À noter : aucune rencontre n’a été organisée avec le capitaine Ibrahim Traoré, figure centrale de la transition.
Priorité à la restauration de la démocratie
À l’issue de ces discussions, Mahmoud Ali Youssouf a rappelé avec fermeté que la transition doit impérativement aboutir à la réouverture des partis politiques et à la tenue d’élections libres, dans l’objectif de rétablir pleinement l’ordre constitutionnel. Il a également réitéré le soutien indéfectible de l’UA dans la lutte contre l’insécurité qui frappe le pays.

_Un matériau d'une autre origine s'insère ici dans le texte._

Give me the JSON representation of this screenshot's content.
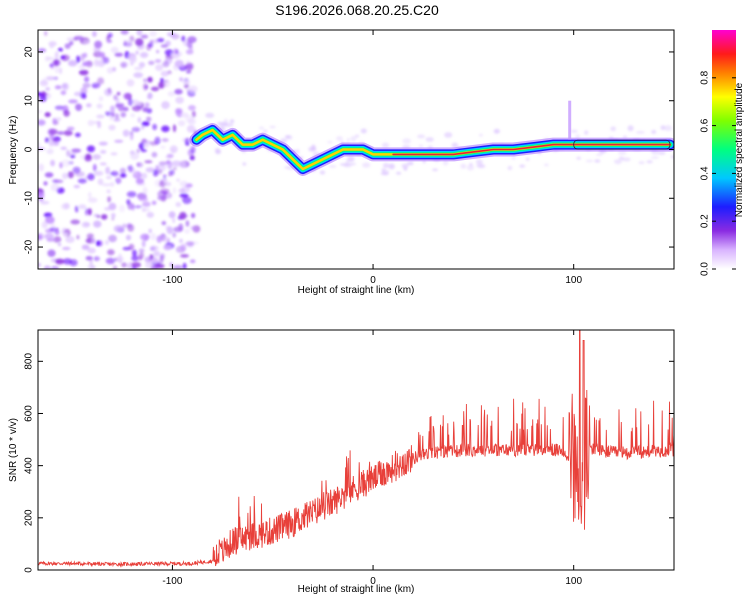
{
  "title": "S196.2026.068.20.25.C20",
  "colors": {
    "snr_line": "#e8403a",
    "axis": "#000000",
    "band_core": "#e8203a",
    "band_low": "#8a2be2"
  },
  "chart_data": [
    {
      "type": "heatmap",
      "title": "S196.2026.068.20.25.C20",
      "xlabel": "Height of straight line (km)",
      "ylabel": "Frequency (Hz)",
      "xlim": [
        -167,
        150
      ],
      "ylim": [
        -24.5,
        24.5
      ],
      "xticks": [
        -100,
        0,
        100
      ],
      "yticks": [
        -20,
        -10,
        0,
        10,
        20
      ],
      "ridge": {
        "x": [
          -88,
          -85,
          -80,
          -75,
          -70,
          -65,
          -60,
          -55,
          -50,
          -45,
          -40,
          -35,
          -30,
          -25,
          -20,
          -15,
          -10,
          -5,
          0,
          10,
          20,
          30,
          40,
          50,
          60,
          70,
          80,
          90,
          95,
          100,
          110,
          120,
          130,
          140,
          148
        ],
        "freq": [
          2,
          3,
          4,
          2,
          3,
          1,
          1,
          2,
          1,
          0,
          -2,
          -4,
          -3,
          -2,
          -1,
          0,
          0,
          0,
          -1,
          -1,
          -1,
          -1,
          -1,
          -0.5,
          0,
          0,
          0.5,
          1,
          1,
          1,
          1,
          1,
          1,
          1,
          1
        ]
      },
      "colorbar": {
        "label": "Normalized spectral amplitude",
        "range": [
          0,
          1
        ],
        "ticks": [
          "0.0",
          "0.2",
          "0.4",
          "0.6",
          "0.8"
        ]
      }
    },
    {
      "type": "line",
      "xlabel": "Height of straight line (km)",
      "ylabel": "SNR (10 * v/v)",
      "xlim": [
        -167,
        150
      ],
      "ylim": [
        0,
        920
      ],
      "xticks": [
        -100,
        0,
        100
      ],
      "yticks": [
        0,
        200,
        400,
        600,
        800
      ],
      "series": [
        {
          "name": "SNR",
          "x": [
            -167,
            -150,
            -130,
            -110,
            -90,
            -80,
            -76,
            -70,
            -60,
            -50,
            -40,
            -30,
            -20,
            -10,
            0,
            10,
            20,
            30,
            40,
            50,
            60,
            70,
            80,
            90,
            95,
            100,
            102,
            104,
            106,
            110,
            120,
            130,
            140,
            150
          ],
          "y": [
            25,
            25,
            22,
            24,
            25,
            35,
            60,
            110,
            130,
            150,
            180,
            220,
            260,
            310,
            350,
            390,
            430,
            450,
            455,
            460,
            460,
            460,
            460,
            460,
            455,
            420,
            300,
            150,
            480,
            460,
            450,
            450,
            455,
            460
          ],
          "peaks_x": [
            103,
            105
          ],
          "peaks_y": [
            920,
            880
          ]
        }
      ]
    }
  ]
}
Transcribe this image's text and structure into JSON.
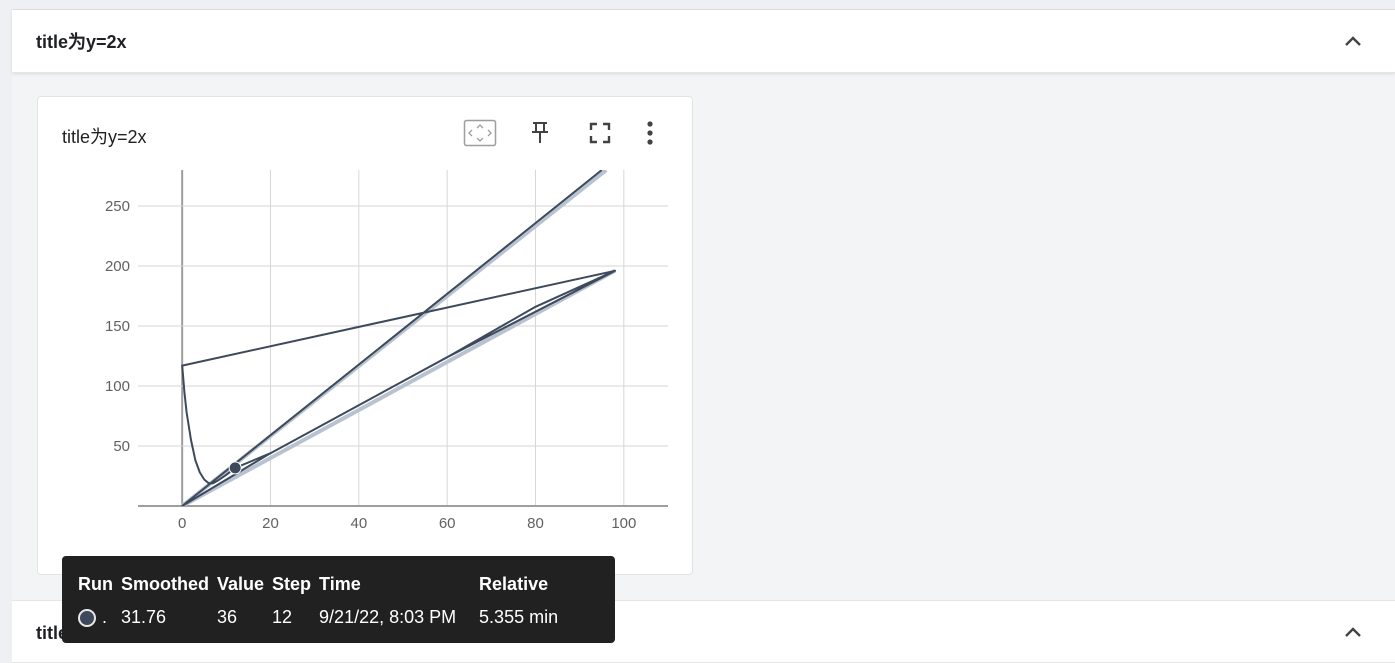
{
  "group1": {
    "title": "title为y=2x"
  },
  "group2": {
    "title": "title为y=x"
  },
  "card": {
    "title": "title为y=2x",
    "tools": {
      "fit": "fit-domain-icon",
      "pin": "pin-icon",
      "fullscreen": "fullscreen-icon",
      "more": "more-vert-icon"
    }
  },
  "chart_data": {
    "type": "line",
    "title": "",
    "xlabel": "",
    "ylabel": "",
    "x_ticks": [
      "0",
      "20",
      "40",
      "60",
      "80",
      "100"
    ],
    "y_ticks": [
      "0",
      "50",
      "100",
      "150",
      "200",
      "250"
    ],
    "xlim": [
      -10,
      110
    ],
    "ylim": [
      0,
      280
    ],
    "grid": true,
    "series": [
      {
        "role": "smoothed",
        "color": "#3d4a5c",
        "points": [
          [
            0,
            117
          ],
          [
            0.5,
            95
          ],
          [
            1,
            78
          ],
          [
            2,
            55
          ],
          [
            3,
            38
          ],
          [
            4,
            28
          ],
          [
            5,
            22
          ],
          [
            6,
            19
          ],
          [
            7,
            19
          ],
          [
            8,
            21
          ],
          [
            10,
            26
          ],
          [
            12,
            31.76
          ],
          [
            20,
            44
          ],
          [
            40,
            84
          ],
          [
            60,
            124
          ],
          [
            80,
            166
          ],
          [
            98,
            196
          ],
          [
            0,
            117
          ],
          [
            98,
            196
          ],
          [
            60,
            124
          ],
          [
            40,
            84
          ],
          [
            20,
            44
          ],
          [
            10,
            22
          ],
          [
            0,
            0
          ],
          [
            95,
            280
          ]
        ]
      },
      {
        "role": "raw",
        "color": "#b9c2d0",
        "points": [
          [
            0,
            0
          ],
          [
            96,
            280
          ]
        ]
      },
      {
        "role": "raw",
        "color": "#b9c2d0",
        "points": [
          [
            0,
            0
          ],
          [
            98,
            196
          ]
        ]
      }
    ],
    "highlight": {
      "x": 12,
      "y": 31.76
    }
  },
  "tooltip": {
    "headers": [
      "Run",
      "Smoothed",
      "Value",
      "Step",
      "Time",
      "Relative"
    ],
    "row": {
      "run": ".",
      "smoothed": "31.76",
      "value": "36",
      "step": "12",
      "time": "9/21/22, 8:03 PM",
      "relative": "5.355 min"
    },
    "dot_color": "#3d4a5c"
  }
}
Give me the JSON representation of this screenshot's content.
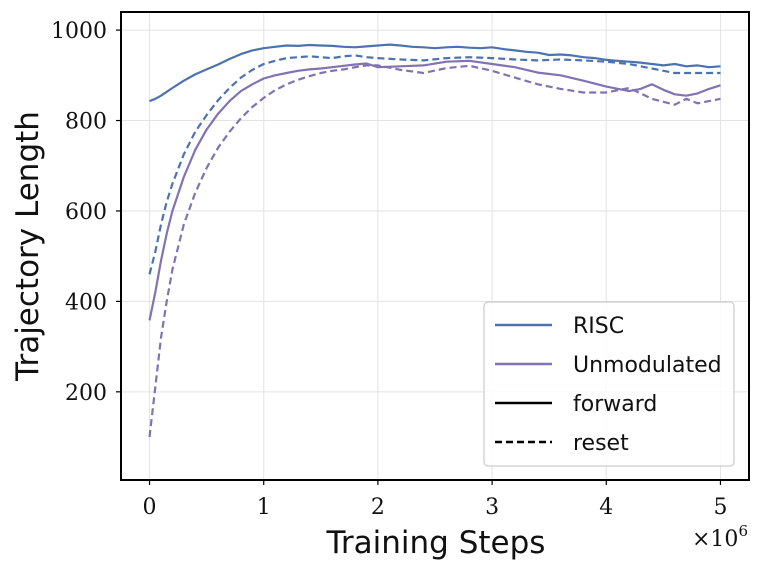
{
  "chart_data": {
    "type": "line",
    "title": "",
    "xlabel": "Training Steps",
    "ylabel": "Trajectory Length",
    "x_multiplier_label": "×10",
    "x_multiplier_exp": "6",
    "xlim": [
      -0.25,
      5.25
    ],
    "ylim": [
      5,
      1040
    ],
    "xticks": [
      0,
      1,
      2,
      3,
      4,
      5
    ],
    "xtick_labels": [
      "0",
      "1",
      "2",
      "3",
      "4",
      "5"
    ],
    "yticks": [
      200,
      400,
      600,
      800,
      1000
    ],
    "ytick_labels": [
      "200",
      "400",
      "600",
      "800",
      "1000"
    ],
    "grid": true,
    "legend": {
      "placement": "bottom-right",
      "entries": [
        {
          "label": "RISC",
          "kind": "color",
          "color": "#4c72b0"
        },
        {
          "label": "Unmodulated",
          "kind": "color",
          "color": "#8172b3"
        },
        {
          "label": "forward",
          "kind": "style",
          "style": "solid",
          "color": "#000000"
        },
        {
          "label": "reset",
          "kind": "style",
          "style": "dashed",
          "color": "#000000"
        }
      ]
    },
    "series": [
      {
        "name": "RISC forward",
        "color": "#4c72b0",
        "style": "solid",
        "x": [
          0,
          0.05,
          0.1,
          0.2,
          0.3,
          0.4,
          0.5,
          0.6,
          0.7,
          0.8,
          0.9,
          1.0,
          1.1,
          1.2,
          1.3,
          1.4,
          1.5,
          1.6,
          1.7,
          1.8,
          1.9,
          2.0,
          2.1,
          2.2,
          2.3,
          2.4,
          2.5,
          2.6,
          2.7,
          2.8,
          2.9,
          3.0,
          3.1,
          3.2,
          3.3,
          3.4,
          3.5,
          3.6,
          3.7,
          3.8,
          3.9,
          4.0,
          4.1,
          4.2,
          4.3,
          4.4,
          4.5,
          4.6,
          4.7,
          4.8,
          4.9,
          5.0
        ],
        "values": [
          843,
          848,
          855,
          872,
          888,
          902,
          913,
          924,
          936,
          947,
          955,
          960,
          963,
          966,
          965,
          967,
          966,
          965,
          963,
          962,
          964,
          966,
          968,
          966,
          963,
          962,
          960,
          962,
          963,
          961,
          960,
          962,
          958,
          955,
          952,
          950,
          945,
          946,
          944,
          940,
          938,
          934,
          932,
          930,
          928,
          925,
          922,
          925,
          920,
          922,
          918,
          920
        ]
      },
      {
        "name": "RISC reset",
        "color": "#4c72b0",
        "style": "dashed",
        "x": [
          0,
          0.05,
          0.1,
          0.15,
          0.2,
          0.3,
          0.4,
          0.5,
          0.6,
          0.7,
          0.8,
          0.9,
          1.0,
          1.1,
          1.2,
          1.3,
          1.4,
          1.5,
          1.6,
          1.7,
          1.8,
          1.9,
          2.0,
          2.2,
          2.4,
          2.6,
          2.8,
          3.0,
          3.2,
          3.4,
          3.6,
          3.8,
          4.0,
          4.2,
          4.4,
          4.6,
          4.8,
          5.0
        ],
        "values": [
          460,
          510,
          570,
          620,
          660,
          725,
          775,
          812,
          845,
          872,
          895,
          912,
          925,
          932,
          938,
          940,
          942,
          940,
          938,
          942,
          944,
          940,
          938,
          935,
          933,
          938,
          940,
          938,
          935,
          933,
          935,
          933,
          930,
          925,
          915,
          905,
          905,
          905
        ]
      },
      {
        "name": "Unmodulated forward",
        "color": "#8172b3",
        "style": "solid",
        "x": [
          0,
          0.05,
          0.1,
          0.15,
          0.2,
          0.3,
          0.4,
          0.5,
          0.6,
          0.7,
          0.8,
          0.9,
          1.0,
          1.1,
          1.2,
          1.3,
          1.4,
          1.5,
          1.6,
          1.7,
          1.8,
          1.9,
          2.0,
          2.2,
          2.4,
          2.6,
          2.8,
          3.0,
          3.2,
          3.4,
          3.6,
          3.8,
          4.0,
          4.2,
          4.3,
          4.4,
          4.5,
          4.6,
          4.7,
          4.8,
          4.9,
          5.0
        ],
        "values": [
          358,
          420,
          490,
          550,
          600,
          675,
          735,
          780,
          815,
          843,
          865,
          880,
          893,
          900,
          905,
          910,
          913,
          915,
          918,
          921,
          924,
          926,
          918,
          920,
          922,
          930,
          932,
          925,
          918,
          906,
          900,
          888,
          875,
          865,
          870,
          880,
          868,
          858,
          855,
          860,
          870,
          878
        ]
      },
      {
        "name": "Unmodulated reset",
        "color": "#8172b3",
        "style": "dashed",
        "x": [
          0,
          0.05,
          0.1,
          0.15,
          0.2,
          0.3,
          0.4,
          0.5,
          0.6,
          0.7,
          0.8,
          0.9,
          1.0,
          1.1,
          1.2,
          1.3,
          1.4,
          1.5,
          1.6,
          1.7,
          1.8,
          1.9,
          2.0,
          2.2,
          2.4,
          2.6,
          2.8,
          3.0,
          3.2,
          3.4,
          3.6,
          3.8,
          4.0,
          4.2,
          4.4,
          4.6,
          4.7,
          4.8,
          4.9,
          5.0
        ],
        "values": [
          100,
          210,
          320,
          400,
          470,
          570,
          640,
          695,
          740,
          775,
          805,
          830,
          850,
          867,
          880,
          890,
          898,
          905,
          910,
          913,
          918,
          922,
          922,
          912,
          905,
          916,
          921,
          910,
          895,
          880,
          870,
          862,
          862,
          872,
          848,
          835,
          848,
          838,
          843,
          848
        ]
      }
    ]
  }
}
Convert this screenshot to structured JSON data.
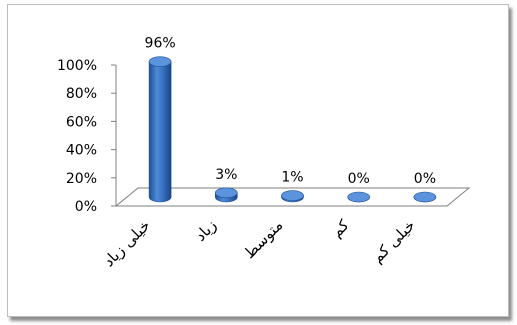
{
  "chart_data": {
    "type": "bar",
    "categories": [
      "خیلی زیاد",
      "زیاد",
      "متوسط",
      "کم",
      "خیلی کم"
    ],
    "values": [
      96,
      3,
      1,
      0,
      0
    ],
    "data_labels": [
      "96%",
      "3%",
      "1%",
      "0%",
      "0%"
    ],
    "y_ticks": [
      "0%",
      "20%",
      "40%",
      "60%",
      "80%",
      "100%"
    ],
    "ylim": [
      0,
      100
    ],
    "grid": false,
    "legend": "none",
    "bar_color": "#3a74c4",
    "bar_top_color": "#5b93dc",
    "bar_dark_color": "#1f4f96"
  }
}
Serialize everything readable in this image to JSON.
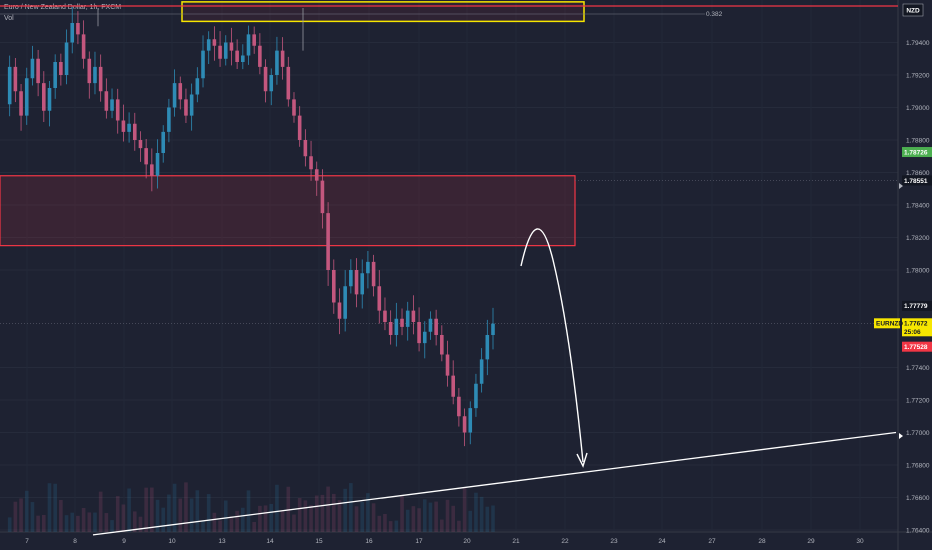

Le responsable africain a par ailleurs souligné l’urgence de relancer les programmes de développement en cours, tout en insistant sur la nécessité de renforcer la coopération régionale pour répondre aux défis sécuritaires et politiques.
Vers un rapprochement avec la CEDEAO ?
Le président de la Commission de l’UA a également plaidé pour un rapprochement entre le Burkina Faso et la Communauté économique des États de l’Afrique de l’Ouest (CEDEAO), que le pays a quittée en janvier 2025 aux côtés du Mali et du Niger pour former l’Alliance des États du Sahel (AES). Il a appelé à une collaboration renforcée entre les organisations régionales afin de mieux contrer les menaces communes.
Dans un communiqué officiel, l’UA a réaffirmé son attachement à la souveraineté, à l’unité et à l’intégrité territoriale du Burkina Faso. Le Premier ministre burkinabè a, de son côté, réitéré l’engagement de son gouvernement à soutenir les réformes institutionnelles portées par l’organisation continentale et à renforcer son autonomie financière.
Cette visite s’inscrivait dans le cadre d’une tournée régionale du président de la Commission de l’UA, qui avait précédemment rencontré les autorités de transition au Mali.